À peine immergé dans l’activité politique, Amirouche fut arrêté à deux reprises : une première fois pour avoir placardé des affiches de Messali, patriarche du Mouvement national, une autre pour avoir ramené de Tizi-Ouzou du sucre, produit soumis à rationnement pendant la Seconde Guerre mondiale. Déjà remarqué pour son activisme, il fut contrôlé à la gare de Relizane et conduit en prison à Mostaganem, d’où il fut libéré sur l’intervention de Sayah Bouali, sollicité cette fois encore par l’inévitable Dda Belaïd. Le caractère somme toute anodin du délit n’empêcha pas l’administration pénitentiaire de porter déjà sur sa fiche signalétique la mention « très dangereux ».
Les privations sociales et les agressions politiques sont deux contraintes qui, souvent conjuguées, ont amplifié un mécontentement latent qui a objectivement contribué à l’éveil de la conscience nationale algérienne. À la fin de l’année 1948, Amirouche quitte Bouguerrat pour Relizane, une autre bourgade coloniale située à une petite centaine de kilomètres plus à l’ouest. Il n’a que 22 ans mais a déjà derrière lui la vie politique et sociale d’un adulte accompli. Il y rencontre l’instituteur Laliam, originaire des Aït Yanni.

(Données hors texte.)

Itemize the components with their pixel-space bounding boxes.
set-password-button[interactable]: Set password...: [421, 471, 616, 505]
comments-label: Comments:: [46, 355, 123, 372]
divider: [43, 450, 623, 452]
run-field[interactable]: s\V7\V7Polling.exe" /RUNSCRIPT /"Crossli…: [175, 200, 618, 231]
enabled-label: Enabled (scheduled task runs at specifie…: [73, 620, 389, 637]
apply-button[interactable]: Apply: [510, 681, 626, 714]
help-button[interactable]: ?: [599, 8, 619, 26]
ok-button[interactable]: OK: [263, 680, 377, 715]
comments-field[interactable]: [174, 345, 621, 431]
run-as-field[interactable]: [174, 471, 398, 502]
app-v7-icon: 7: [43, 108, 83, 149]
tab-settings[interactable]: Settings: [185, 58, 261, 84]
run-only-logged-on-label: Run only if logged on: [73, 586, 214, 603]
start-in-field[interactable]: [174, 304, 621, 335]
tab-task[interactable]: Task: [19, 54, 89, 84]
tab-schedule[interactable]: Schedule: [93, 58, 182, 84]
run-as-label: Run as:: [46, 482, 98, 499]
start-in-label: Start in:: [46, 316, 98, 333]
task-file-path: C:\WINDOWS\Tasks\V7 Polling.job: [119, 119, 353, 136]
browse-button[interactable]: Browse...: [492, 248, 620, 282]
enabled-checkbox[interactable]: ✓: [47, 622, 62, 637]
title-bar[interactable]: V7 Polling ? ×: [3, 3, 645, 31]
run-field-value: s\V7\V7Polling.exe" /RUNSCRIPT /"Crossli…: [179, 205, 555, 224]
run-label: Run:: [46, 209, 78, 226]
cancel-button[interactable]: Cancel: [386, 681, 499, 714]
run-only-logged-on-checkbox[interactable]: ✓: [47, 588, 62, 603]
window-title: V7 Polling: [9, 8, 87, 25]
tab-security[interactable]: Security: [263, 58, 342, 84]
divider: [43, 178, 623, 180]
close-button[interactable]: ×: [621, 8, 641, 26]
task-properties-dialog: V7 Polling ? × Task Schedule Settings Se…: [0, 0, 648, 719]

Le fils de ce dernier, ophtalmologue, frais émoulu de la faculté de Montpellier en 1956, sera une année plus tard son médecin-chef dans les maquis de la wilaya III. À la même période, il fait la connaissance d’un autre Kabyle, Amar Issiakhem, qui n’est autre que le père du célèbre peintre M’hamed Issiakhem. Installé à Relizane, le vieil émigré gérait un bain maure tout en s’occupant d’un centre culturel où il aidait par une formation parallèle les écoliers les plus nécessiteux, avec le soutien de quelques éléments proches de la mouvance des Oulamas, branche traditionnaliste qui hésita longtemps avant de s’aligner sur les positions indépendantistes. De son passage dans cette ville ressort une donnée qui sera une autre constante dans le parcours d’Amirouche : l’indifférence vis-à-vis des barrières sociales. L’étudiant en ophtalmologie Mustapha Laliam se souvient ainsi d’avoir vu ce jeune bijoutier parler avec son père, un instituteur, statut rare et envié à l’époque, avec une aisance et une autorité naturelles qui le marqueront toute sa vie. Amirouche considérait également que le travail de sensibilisation et d’organisation sur le terrain devait se faire quelles que soient les tensions entre les chapelles, le pragmatisme devant transcender toute forme de sectarisme partisan. Et Dieu sait qu’à l’époque l’intolérance était de mise entre les différentes tendances du Mouvement national.